Aquela menina da periferia, escutou “AMOR I LOVE YOU” e lembra até hoje da voz do Arnaldo declamando um trecho da obra de Eça de Queiroz:
Sentia um acréscimo de estima por si mesma
E parecia-lhe que entrava enfim numa existência superiormente interessante
Cada passo conduzia a um êxtase
Recordo que apresentei a música para minha classe. Carreguei na mochila o CD emprestado, o papel transparente para usar no projetor e mostrei para todos o que eu considerava mágico. A arte através da música me conectou com as palavras, abriu meu repertório, e me fez ser uma criança estranha para aqueles que estudavam comigo.
Na mesma escola, já sabendo que eu era julgada como “diferente”, eu me apaixonei por Monet. Me abri para sensações e para nomes que não faziam parte do meu cotidiano. Me envolvi em um ambiente de beleza, biografias, livros e muita curiosidade.

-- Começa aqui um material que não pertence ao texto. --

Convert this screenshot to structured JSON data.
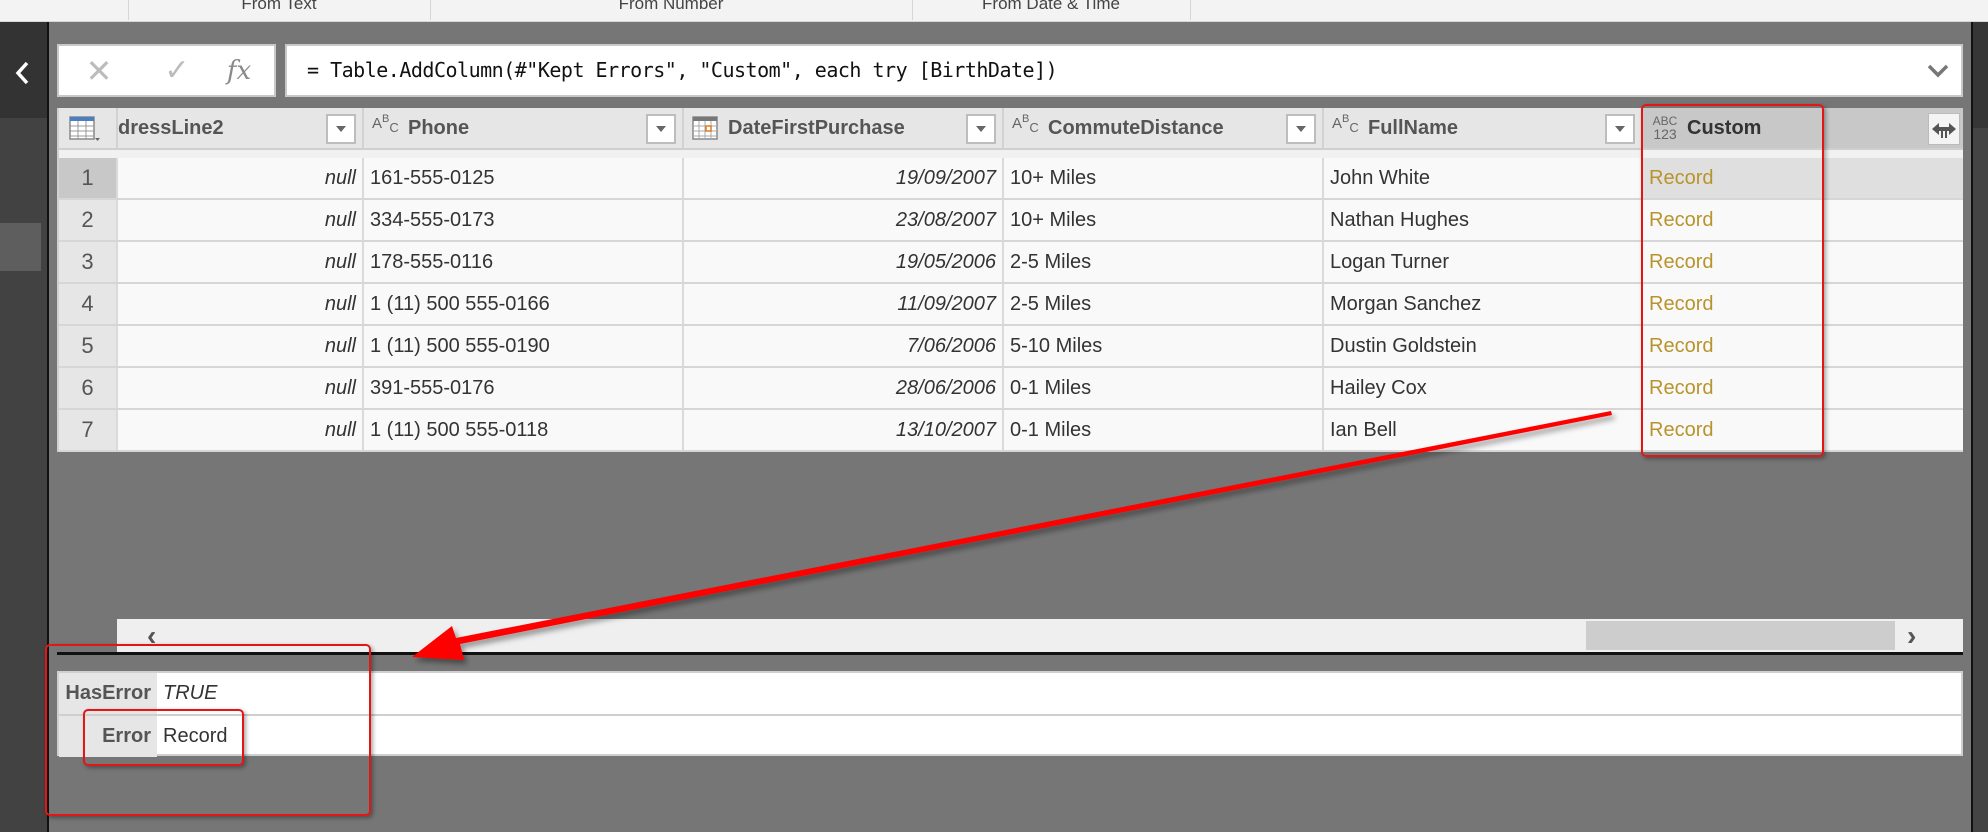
{
  "ribbon": {
    "groups": [
      "From Text",
      "From Number",
      "From Date & Time"
    ]
  },
  "leftnav": {
    "collapse_icon": "chevron-left-icon"
  },
  "formula_bar": {
    "cancel_icon": "✕",
    "commit_icon": "✓",
    "fx_label": "fx",
    "formula": "= Table.AddColumn(#\"Kept Errors\", \"Custom\", each try [BirthDate])",
    "expand_icon": "chevron-down-icon"
  },
  "grid": {
    "columns": [
      {
        "name": "dressLine2",
        "type": "any"
      },
      {
        "name": "Phone",
        "type": "text",
        "type_icon": "ABC"
      },
      {
        "name": "DateFirstPurchase",
        "type": "date"
      },
      {
        "name": "CommuteDistance",
        "type": "text",
        "type_icon": "ABC"
      },
      {
        "name": "FullName",
        "type": "text",
        "type_icon": "ABC"
      },
      {
        "name": "Custom",
        "type": "any",
        "type_icon": "ABC 123"
      }
    ],
    "rows": [
      {
        "n": "1",
        "addr2": "null",
        "phone": "161-555-0125",
        "date": "19/09/2007",
        "commute": "10+ Miles",
        "name": "John White",
        "custom": "Record"
      },
      {
        "n": "2",
        "addr2": "null",
        "phone": "334-555-0173",
        "date": "23/08/2007",
        "commute": "10+ Miles",
        "name": "Nathan Hughes",
        "custom": "Record"
      },
      {
        "n": "3",
        "addr2": "null",
        "phone": "178-555-0116",
        "date": "19/05/2006",
        "commute": "2-5 Miles",
        "name": "Logan Turner",
        "custom": "Record"
      },
      {
        "n": "4",
        "addr2": "null",
        "phone": "1 (11) 500 555-0166",
        "date": "11/09/2007",
        "commute": "2-5 Miles",
        "name": "Morgan Sanchez",
        "custom": "Record"
      },
      {
        "n": "5",
        "addr2": "null",
        "phone": "1 (11) 500 555-0190",
        "date": "7/06/2006",
        "commute": "5-10 Miles",
        "name": "Dustin Goldstein",
        "custom": "Record"
      },
      {
        "n": "6",
        "addr2": "null",
        "phone": "391-555-0176",
        "date": "28/06/2006",
        "commute": "0-1 Miles",
        "name": "Hailey Cox",
        "custom": "Record"
      },
      {
        "n": "7",
        "addr2": "null",
        "phone": "1 (11) 500 555-0118",
        "date": "13/10/2007",
        "commute": "0-1 Miles",
        "name": "Ian Bell",
        "custom": "Record"
      }
    ],
    "selected_row": 1,
    "selected_column": "Custom"
  },
  "scrollbar": {
    "left_arrow": "‹",
    "right_arrow": "›"
  },
  "details": [
    {
      "label": "HasError",
      "value": "TRUE",
      "italic": true
    },
    {
      "label": "Error",
      "value": "Record",
      "italic": false
    }
  ],
  "colors": {
    "record_link": "#b8942d",
    "annotation": "#e61515",
    "canvas": "#767676"
  }
}
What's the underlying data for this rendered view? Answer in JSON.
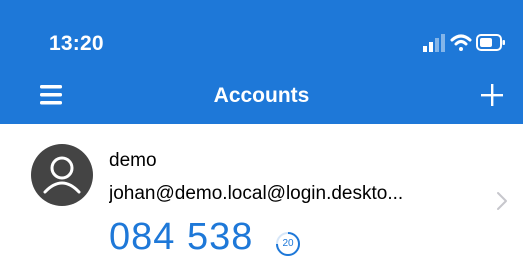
{
  "status_bar": {
    "time": "13:20"
  },
  "nav": {
    "title": "Accounts",
    "menu_icon": "hamburger-menu-icon",
    "add_icon": "plus-icon"
  },
  "account": {
    "name": "demo",
    "email": "johan@demo.local@login.deskto...",
    "code": "084 538",
    "seconds_remaining": "20",
    "avatar_icon": "user-avatar-icon",
    "chevron_icon": "chevron-right-icon"
  },
  "colors": {
    "brand": "#1e78d8",
    "avatar": "#444444"
  }
}
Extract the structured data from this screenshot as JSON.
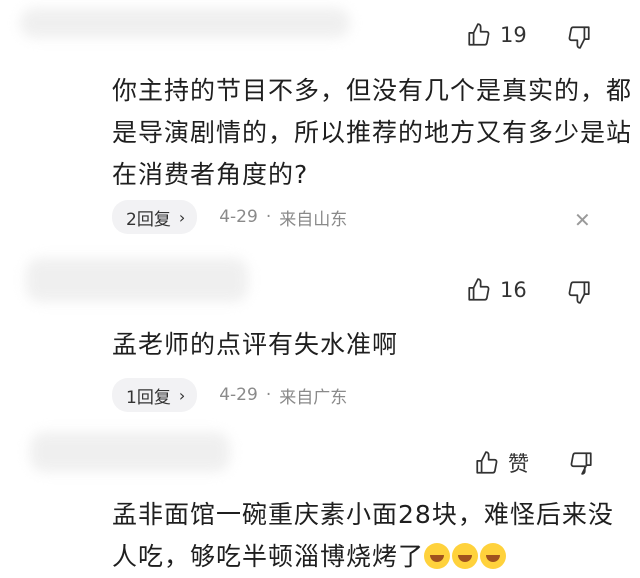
{
  "comments": [
    {
      "likes": "19",
      "text": "你主持的节目不多，但没有几个是真实的，都是导演剧情的，所以推荐的地方又有多少是站在消费者角度的?",
      "replies": "2回复",
      "date": "4-29",
      "sep": "·",
      "location": "来自山东"
    },
    {
      "likes": "16",
      "text": "孟老师的点评有失水准啊",
      "replies": "1回复",
      "date": "4-29",
      "sep": "·",
      "location": "来自广东"
    },
    {
      "likes": "赞",
      "text": "孟非面馆一碗重庆素小面28块，难怪后来没人吃，够吃半顿淄博烧烤了"
    }
  ],
  "icons": {
    "like": "thumbs-up-icon",
    "dislike": "thumbs-down-icon",
    "close": "close-icon",
    "chevron": "chevron-right-icon",
    "emoji": "laughing-tears-emoji"
  },
  "glyphs": {
    "close": "✕",
    "chevron": "›"
  }
}
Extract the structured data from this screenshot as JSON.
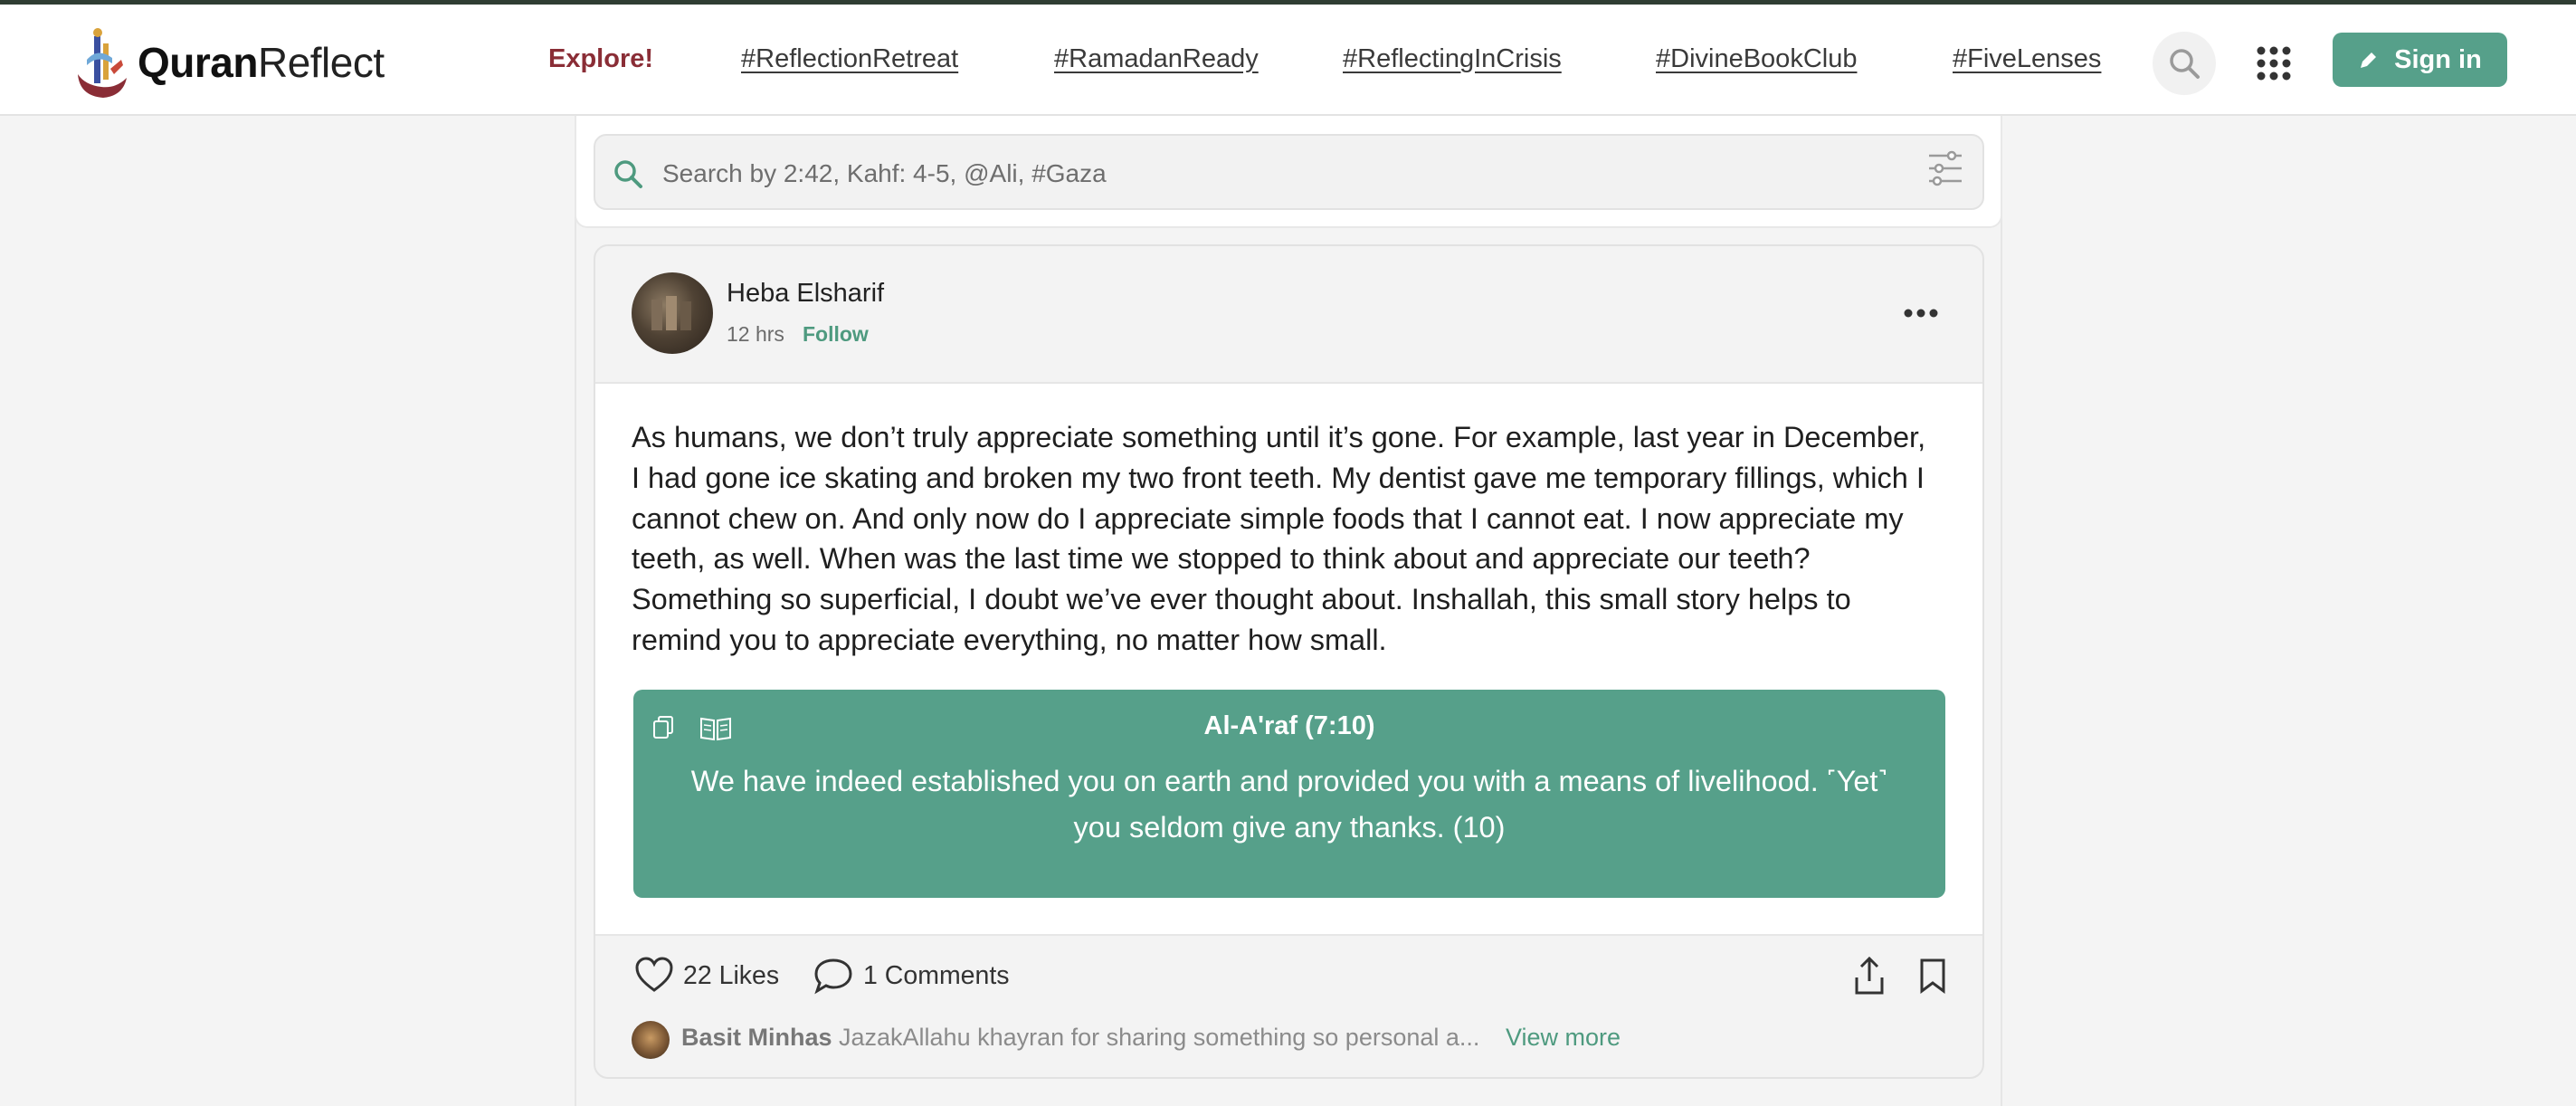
{
  "brand": {
    "bold": "Quran",
    "regular": "Reflect"
  },
  "nav": {
    "explore": "Explore!",
    "links": [
      "#ReflectionRetreat",
      "#RamadanReady",
      "#ReflectingInCrisis",
      "#DivineBookClub",
      "#FiveLenses"
    ],
    "signin_label": "Sign in"
  },
  "search": {
    "placeholder": "Search by 2:42, Kahf: 4-5, @Ali, #Gaza",
    "value": ""
  },
  "post": {
    "author": "Heba Elsharif",
    "time": "12 hrs",
    "follow_label": "Follow",
    "text": "As humans, we don’t truly appreciate something until it’s gone. For example, last year in December, I had gone ice skating and broken my two front teeth. My dentist gave me temporary fillings, which I cannot chew on. And only now do I appreciate simple foods that I cannot eat. I now appreciate my teeth, as well. When was the last time we stopped to think about and appreciate our teeth? Something so superficial, I doubt we’ve ever thought about. Inshallah, this small story helps to remind you to appreciate everything, no matter how small.",
    "verse": {
      "reference": "Al-A'raf (7:10)",
      "text": "We have indeed established you on earth and provided you with a means of livelihood. ˹Yet˺ you seldom give any thanks. (10)"
    },
    "likes_label": "22 Likes",
    "comments_label": "1 Comments",
    "latest_comment": {
      "author": "Basit Minhas",
      "text": "JazakAllahu khayran for sharing something so personal a...",
      "view_more": "View more"
    }
  },
  "colors": {
    "accent": "#56a08a",
    "explore": "#8a2d36",
    "topline": "#2f3d33"
  }
}
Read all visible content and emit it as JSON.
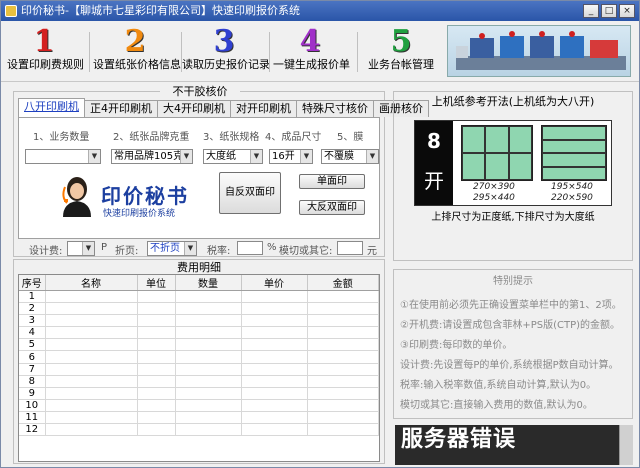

Durante os demais anos percebi a cultura, a diferença e a história através de movimentos artísticos e de muitos nomes. Me apaixonei pelas palavras de Mario Quintana, Drummond e além do Monet, entendi que o período renascentista era sem dúvida o meu favorito entre as pinturas...
As cores, os sons, as rimas e os textos me impressionam até hoje. Quem sabe, esse foi o impulso para seguir e escolher uma nova profissão com meus 35 anos de idade. Me achei na escrita e hoje pincelo o mundo com minhas palavras. Penso que ao escutar “Flores” pela primeira vez, meu coração se abriu para algo inexplicável e me emociono pensando na importância daquele CD emprestado.
Toda essa trajetória e mágica que a arte construiu e constrói em minha vida, me fez perceber hoje, escrevendo este texto, que ela pode ser explicada de forma simples: divido com vocês que a arte é como se a minha alma se cobrisse de um luxo radioso de sensações...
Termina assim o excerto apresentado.